Cuando el taxi finaliza su recorrido, Ousmane camina de la mano con su hijo en dirección a la playa, antaño lugar de encuentro con sus amigos, plaza fundamental durante su niñez y su adolescencia. Mientras se aproximan, las manos de Ousmane van subiendo hasta depositarse encima de su cabeza. “¿Dónde está la playa?”, exclama en alto, mientras observa cómo las olas del Atlántico han invadido el lugar y azotan fuerte contra el malecón. Ni pizca de arena hay ya bajo sus pies. La crisis climática ha borrado de un plumazo los restos de sus tardes de partidos de fútbol, de música y ataya, como se conoce al té senegalés. A su lado, algunos cayucos desafían el paso del tiempo atados a una farola.
“Papá, mira esos niños, ¡hay que salvarles!”. El hijo de Ousmane no se hace las mismas preguntas que su padre, está preocupado por otras cosas. Nervioso, señala a la juventud, que hoy disfruta tirándose al agua desde las paredes del malecón, desafiando a unas olas que les empujan contra los edificios. El “hay que salvarles” del pequeño lanzado al aire es un bumerán que, esparcido en el lugar, cobra otras dimensiones mientras las olas del cambio climático chocan contra la realidad de la tierra.

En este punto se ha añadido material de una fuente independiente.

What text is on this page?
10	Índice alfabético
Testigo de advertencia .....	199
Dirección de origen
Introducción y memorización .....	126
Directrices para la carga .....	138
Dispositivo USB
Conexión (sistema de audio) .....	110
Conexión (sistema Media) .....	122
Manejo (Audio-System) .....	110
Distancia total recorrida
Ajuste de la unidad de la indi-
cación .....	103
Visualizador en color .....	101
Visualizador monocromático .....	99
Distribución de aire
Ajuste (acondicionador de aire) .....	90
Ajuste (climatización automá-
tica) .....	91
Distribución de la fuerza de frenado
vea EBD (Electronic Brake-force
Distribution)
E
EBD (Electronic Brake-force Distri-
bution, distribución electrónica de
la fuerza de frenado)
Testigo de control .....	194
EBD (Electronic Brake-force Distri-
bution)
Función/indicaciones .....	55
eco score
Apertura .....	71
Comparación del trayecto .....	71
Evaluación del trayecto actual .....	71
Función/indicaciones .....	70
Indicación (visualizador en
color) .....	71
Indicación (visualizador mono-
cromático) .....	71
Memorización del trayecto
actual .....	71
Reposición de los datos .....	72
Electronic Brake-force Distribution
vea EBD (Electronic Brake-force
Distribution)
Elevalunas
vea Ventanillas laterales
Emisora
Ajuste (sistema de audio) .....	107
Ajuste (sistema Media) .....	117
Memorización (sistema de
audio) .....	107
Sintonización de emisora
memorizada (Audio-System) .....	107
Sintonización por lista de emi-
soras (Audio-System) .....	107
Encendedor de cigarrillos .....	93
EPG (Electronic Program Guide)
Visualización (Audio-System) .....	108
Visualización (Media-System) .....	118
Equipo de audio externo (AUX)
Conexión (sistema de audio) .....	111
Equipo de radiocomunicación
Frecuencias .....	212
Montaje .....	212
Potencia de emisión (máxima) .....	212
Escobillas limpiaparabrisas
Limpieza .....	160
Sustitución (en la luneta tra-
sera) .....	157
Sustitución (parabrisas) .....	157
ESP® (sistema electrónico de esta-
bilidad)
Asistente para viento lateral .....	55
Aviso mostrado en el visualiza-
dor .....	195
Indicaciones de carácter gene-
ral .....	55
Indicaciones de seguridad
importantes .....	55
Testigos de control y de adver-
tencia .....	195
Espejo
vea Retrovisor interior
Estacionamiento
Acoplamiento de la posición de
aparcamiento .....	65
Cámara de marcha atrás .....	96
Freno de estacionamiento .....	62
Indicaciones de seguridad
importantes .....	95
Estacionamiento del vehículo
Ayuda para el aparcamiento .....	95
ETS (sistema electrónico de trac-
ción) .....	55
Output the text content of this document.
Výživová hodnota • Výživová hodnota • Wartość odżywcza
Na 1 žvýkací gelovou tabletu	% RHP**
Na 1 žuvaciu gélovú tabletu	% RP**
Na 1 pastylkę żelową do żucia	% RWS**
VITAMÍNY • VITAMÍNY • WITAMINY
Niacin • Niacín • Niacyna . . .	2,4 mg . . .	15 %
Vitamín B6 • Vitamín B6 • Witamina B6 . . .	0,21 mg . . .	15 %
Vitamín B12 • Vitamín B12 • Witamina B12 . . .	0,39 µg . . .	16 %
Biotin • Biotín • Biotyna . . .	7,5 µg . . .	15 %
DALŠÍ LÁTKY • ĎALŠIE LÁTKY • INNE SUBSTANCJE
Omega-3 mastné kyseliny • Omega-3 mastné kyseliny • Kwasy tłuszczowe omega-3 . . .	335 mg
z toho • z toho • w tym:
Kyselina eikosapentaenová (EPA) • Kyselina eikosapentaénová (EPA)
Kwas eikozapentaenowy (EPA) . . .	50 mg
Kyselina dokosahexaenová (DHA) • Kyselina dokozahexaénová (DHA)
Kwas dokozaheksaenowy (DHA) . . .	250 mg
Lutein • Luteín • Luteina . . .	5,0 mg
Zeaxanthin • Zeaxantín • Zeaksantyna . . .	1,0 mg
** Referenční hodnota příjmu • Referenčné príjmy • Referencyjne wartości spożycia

De vuelta al barrio de Corniche, donde vive la familia de Ousmane, los recién llegados se enfrentan a otra sorpresa: las calles se han cubierto de enormes charcos con agua estancada. Es época de lluvias y este año un fenómeno torrencial ha hecho que el río Senegal, que baña esta zona de la ciudad por uno de sus márgenes, se desborde. Hace ya semanas que el vecindario rumorea que unas máquinas vendrán a esparcir tierra. Pero las máquinas no llegan mientras en el agua proliferan amenazas. La malaria o el dengue son como un ruido de fondo al que no hay que hacer mucho caso, el presente se centra en convivir con los charcos, creando puentes con ladrillos para poder acceder a algunos establecimientos. Tras hacer equilibrios para comprar el pan, Ousmane vuelve a tierra firme. Tampoco recuerda haber visto así su barrio, cosas de los cambios que precipitan el consumo energético de Occidente y que en los países del sur ya moldean desastrosas realidades. “Hijo, tenemos que salvarnos”, le dice al pequeño, mientras la humanidad sigue fabricando grandes charcos.